Really? That must be why when they switched to Intel they touted the compatibility, and why the even offer a utility called "BootCamp" to easily run Windows on your Mac, with automatic re-partitioning, hw drivers, et al.
Well, they must be doing something right at Cupertino, because they really don't get viruses. Not theoretically of future-wise: practically.
99.9% of things reported (and even those are not that many to begin with) are trojans. So, Mac viruses are like the Yeti, they might well exist, but very few people have seen them in real life.
It's not just market share either. OS8/9 had several viruses with 1/5 the market share OS X has now.

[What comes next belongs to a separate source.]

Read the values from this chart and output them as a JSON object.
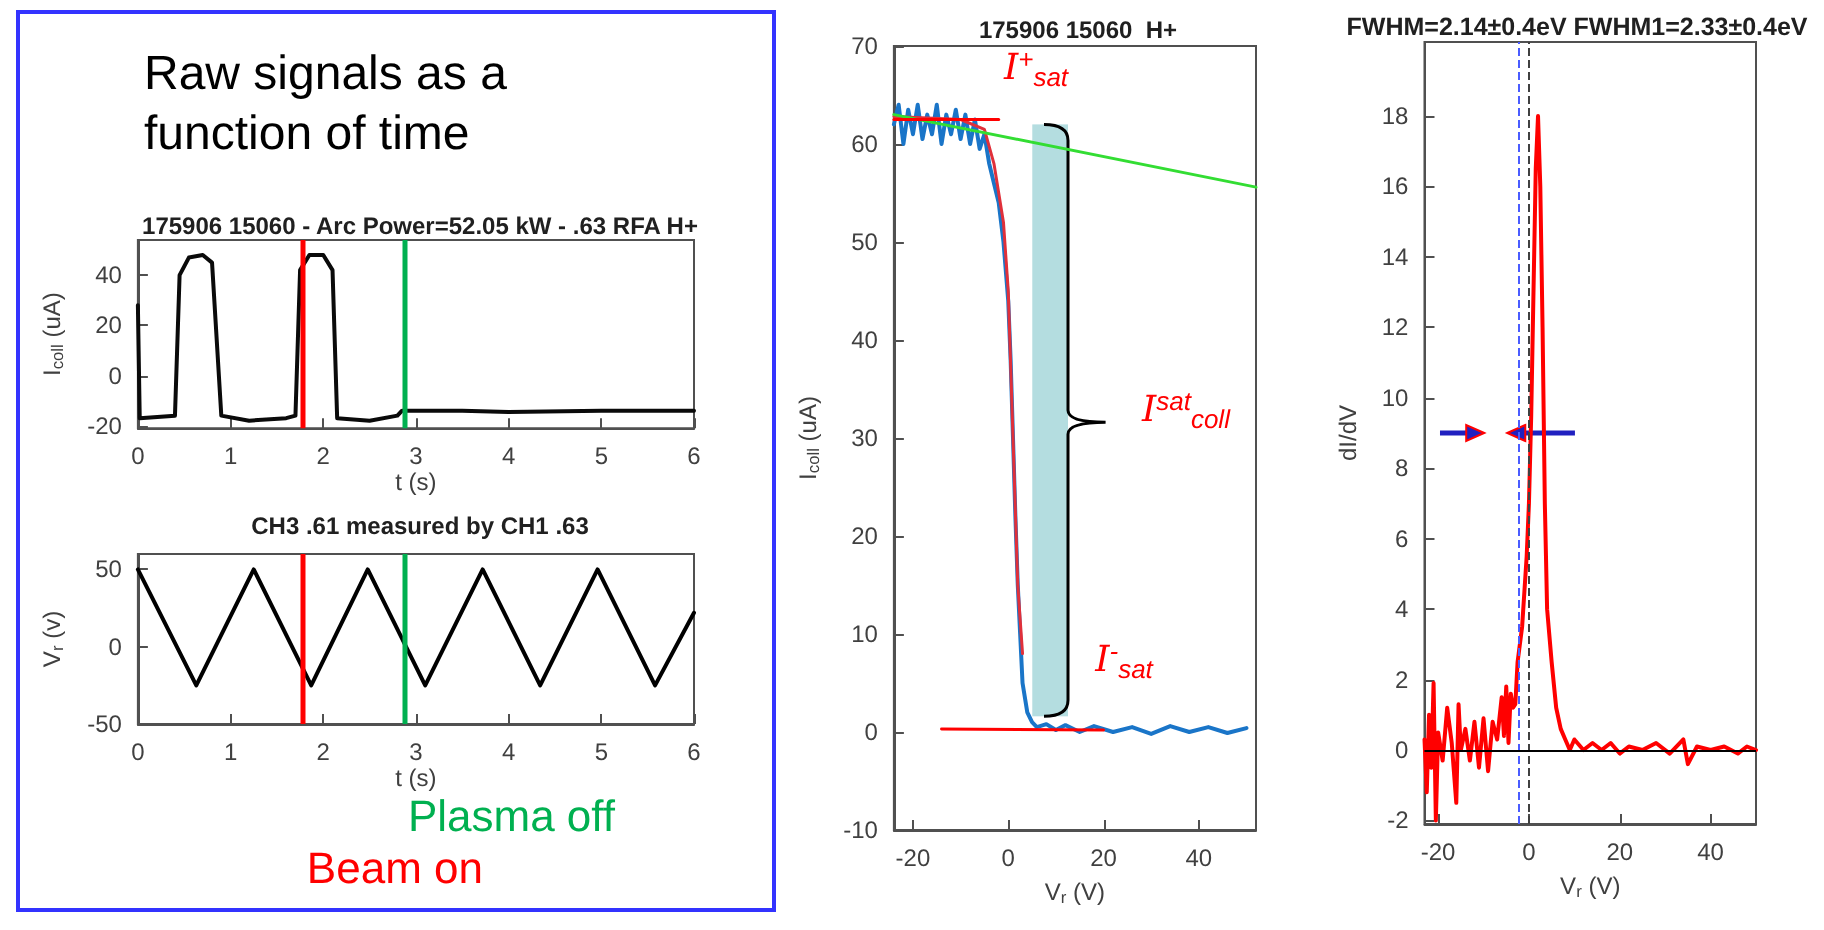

If one considers that OS X is basically NeXTStep, and essentially a UNIX, do one really sees many viruses in UNIX systems? What I'm getting at is that the "administrator privileges by default", "can fuck with any file on the system" feature of Windows --up to Windows XP, which is where viruses really reigned, was not part of OS X from the beginning.
So, at worst, OS X since 10.0 was as secure as Windows Vista, which was not a swiss cheese OS like, say, Windows 98. Plus, OS X didn't have Active X, either, and used a custom PDF viewing (Acrobat is another common attack vector in Wintels).
Now, with the eviction of Flash and Java plugins as the default, and several other techniques (sandboxing, ASLR, signatures, etc), things will get even better.
>99.9% of things reported (and even those are not that many to begin with) are trojans
How is Flashback a trojan? Also what percentage of new Windows malware over the past few years do you think are "viruses" according to your definition?
Am I the only one sick of the pedantic quibbling and nitpicking over the word "virus" in every Apple malware story when everyone knows that viruses really mean modern malware in this context in general parlance and not really floppy bootsector or executable file viruses of the 90s? Anti"viruses" try to defend against all types of malware, so making a huge distinction here doesn't really help the discussion.